Libya has money to cover spending needs: minister

TRIPOLI : - Libya’s economy minister said Thursday that disruptions to the country’s oil production by protesters will hurt the economy but that the government has sufficient resources to meet its outlays. Moustapha Abou Fnas was speaking two days after the International Monetary Fund forecast GDP would fall by 5.1 percent this year because of the disruption and that the government would suffer a budget deficit. Without giving precise figures, he said “the petroleum crisis will certainly have negative effects on the economy, but will not affect government spending,” such as on salaries. “The state has other resources” to cover the deficit gap, he told a press conference, without elaborating.

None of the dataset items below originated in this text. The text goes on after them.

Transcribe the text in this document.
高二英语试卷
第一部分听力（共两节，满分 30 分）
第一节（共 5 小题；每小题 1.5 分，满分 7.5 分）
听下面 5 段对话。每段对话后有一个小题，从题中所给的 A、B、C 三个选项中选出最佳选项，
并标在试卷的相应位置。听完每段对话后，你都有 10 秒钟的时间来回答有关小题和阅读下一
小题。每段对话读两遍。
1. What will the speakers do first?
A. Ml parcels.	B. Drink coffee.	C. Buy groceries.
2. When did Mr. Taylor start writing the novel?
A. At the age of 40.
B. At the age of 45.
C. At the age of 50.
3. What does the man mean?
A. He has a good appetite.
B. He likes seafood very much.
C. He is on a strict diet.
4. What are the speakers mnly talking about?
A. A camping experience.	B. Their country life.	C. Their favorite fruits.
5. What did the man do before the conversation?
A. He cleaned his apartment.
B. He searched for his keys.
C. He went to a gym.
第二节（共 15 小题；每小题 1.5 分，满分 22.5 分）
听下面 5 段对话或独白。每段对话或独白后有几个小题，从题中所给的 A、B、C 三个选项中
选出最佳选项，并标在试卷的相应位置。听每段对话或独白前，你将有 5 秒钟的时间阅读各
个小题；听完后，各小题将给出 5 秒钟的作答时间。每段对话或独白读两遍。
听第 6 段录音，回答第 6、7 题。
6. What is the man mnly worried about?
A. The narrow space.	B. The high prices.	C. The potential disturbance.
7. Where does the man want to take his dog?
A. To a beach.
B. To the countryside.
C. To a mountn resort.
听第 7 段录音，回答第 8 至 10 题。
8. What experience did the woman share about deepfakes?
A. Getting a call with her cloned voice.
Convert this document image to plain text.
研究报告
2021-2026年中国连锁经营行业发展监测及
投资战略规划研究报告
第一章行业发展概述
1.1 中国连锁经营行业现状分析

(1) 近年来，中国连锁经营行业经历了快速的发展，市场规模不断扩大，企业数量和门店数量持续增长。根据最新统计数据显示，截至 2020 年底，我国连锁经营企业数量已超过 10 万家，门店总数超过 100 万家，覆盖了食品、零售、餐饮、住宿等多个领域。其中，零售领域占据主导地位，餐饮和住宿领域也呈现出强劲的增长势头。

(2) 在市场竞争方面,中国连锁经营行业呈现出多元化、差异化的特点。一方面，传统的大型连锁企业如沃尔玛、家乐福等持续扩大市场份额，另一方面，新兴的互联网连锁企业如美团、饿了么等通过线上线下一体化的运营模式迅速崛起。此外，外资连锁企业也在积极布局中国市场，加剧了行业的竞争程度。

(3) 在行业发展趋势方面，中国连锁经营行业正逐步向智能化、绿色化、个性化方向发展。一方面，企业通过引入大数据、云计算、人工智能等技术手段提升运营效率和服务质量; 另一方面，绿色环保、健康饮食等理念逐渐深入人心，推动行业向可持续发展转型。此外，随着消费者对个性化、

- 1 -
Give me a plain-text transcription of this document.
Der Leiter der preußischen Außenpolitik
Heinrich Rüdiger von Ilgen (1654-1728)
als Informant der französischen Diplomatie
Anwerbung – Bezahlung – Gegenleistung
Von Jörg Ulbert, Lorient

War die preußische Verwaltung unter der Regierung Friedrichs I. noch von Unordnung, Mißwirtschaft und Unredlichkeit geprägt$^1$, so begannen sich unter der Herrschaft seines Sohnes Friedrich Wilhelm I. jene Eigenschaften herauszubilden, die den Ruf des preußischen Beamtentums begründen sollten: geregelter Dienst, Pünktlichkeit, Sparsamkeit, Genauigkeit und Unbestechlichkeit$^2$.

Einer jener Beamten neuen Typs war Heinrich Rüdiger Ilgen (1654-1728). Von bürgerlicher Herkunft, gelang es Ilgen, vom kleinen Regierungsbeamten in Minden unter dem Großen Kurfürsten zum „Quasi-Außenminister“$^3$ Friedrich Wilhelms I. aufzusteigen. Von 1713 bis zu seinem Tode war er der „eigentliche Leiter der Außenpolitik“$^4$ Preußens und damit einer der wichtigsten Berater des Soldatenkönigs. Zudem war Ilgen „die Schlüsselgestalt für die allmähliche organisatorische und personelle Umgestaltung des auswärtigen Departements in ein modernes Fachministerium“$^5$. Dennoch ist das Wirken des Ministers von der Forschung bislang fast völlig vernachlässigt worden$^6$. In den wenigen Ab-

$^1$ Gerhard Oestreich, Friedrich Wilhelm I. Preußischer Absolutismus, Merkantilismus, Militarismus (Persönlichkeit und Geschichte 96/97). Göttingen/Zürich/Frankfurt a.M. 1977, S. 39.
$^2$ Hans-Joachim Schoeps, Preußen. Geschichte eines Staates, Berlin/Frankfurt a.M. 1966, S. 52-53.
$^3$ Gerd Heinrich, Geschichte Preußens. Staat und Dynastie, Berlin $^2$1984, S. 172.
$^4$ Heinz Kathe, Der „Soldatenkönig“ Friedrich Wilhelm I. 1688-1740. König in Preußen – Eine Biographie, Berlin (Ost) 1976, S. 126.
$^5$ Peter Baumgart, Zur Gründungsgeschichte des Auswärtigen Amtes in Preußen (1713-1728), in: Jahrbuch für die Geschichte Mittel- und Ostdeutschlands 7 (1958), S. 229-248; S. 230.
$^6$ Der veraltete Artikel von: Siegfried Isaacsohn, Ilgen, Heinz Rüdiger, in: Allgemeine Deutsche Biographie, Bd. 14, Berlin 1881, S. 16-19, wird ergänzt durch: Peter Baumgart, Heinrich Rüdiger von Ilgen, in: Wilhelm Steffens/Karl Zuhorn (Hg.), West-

Protesters demanding a fairer distribution of resources and jobs, have been blocking oil fields and export terminals.
Current output is estimated to have dropped to 250,000 barrels per day from 1.5 million bpd before the protests erupted in July, an official at Libya’s National Oil Co told AFP last week.
Abou Fnas said these problems had cost the economy 8 billion dinars ($6 billion/4.5 billion euros) since they erupted.
That contrasted with recent claims by MP Souleiman Kajem that the losses exceeded $13 billion.
Economic growth in the North Africa country surged by 104.5 percent last year, compensating for a massive contraction of 62.1 percent in 2011, the year dictator Moamer Kadhafi was toppled.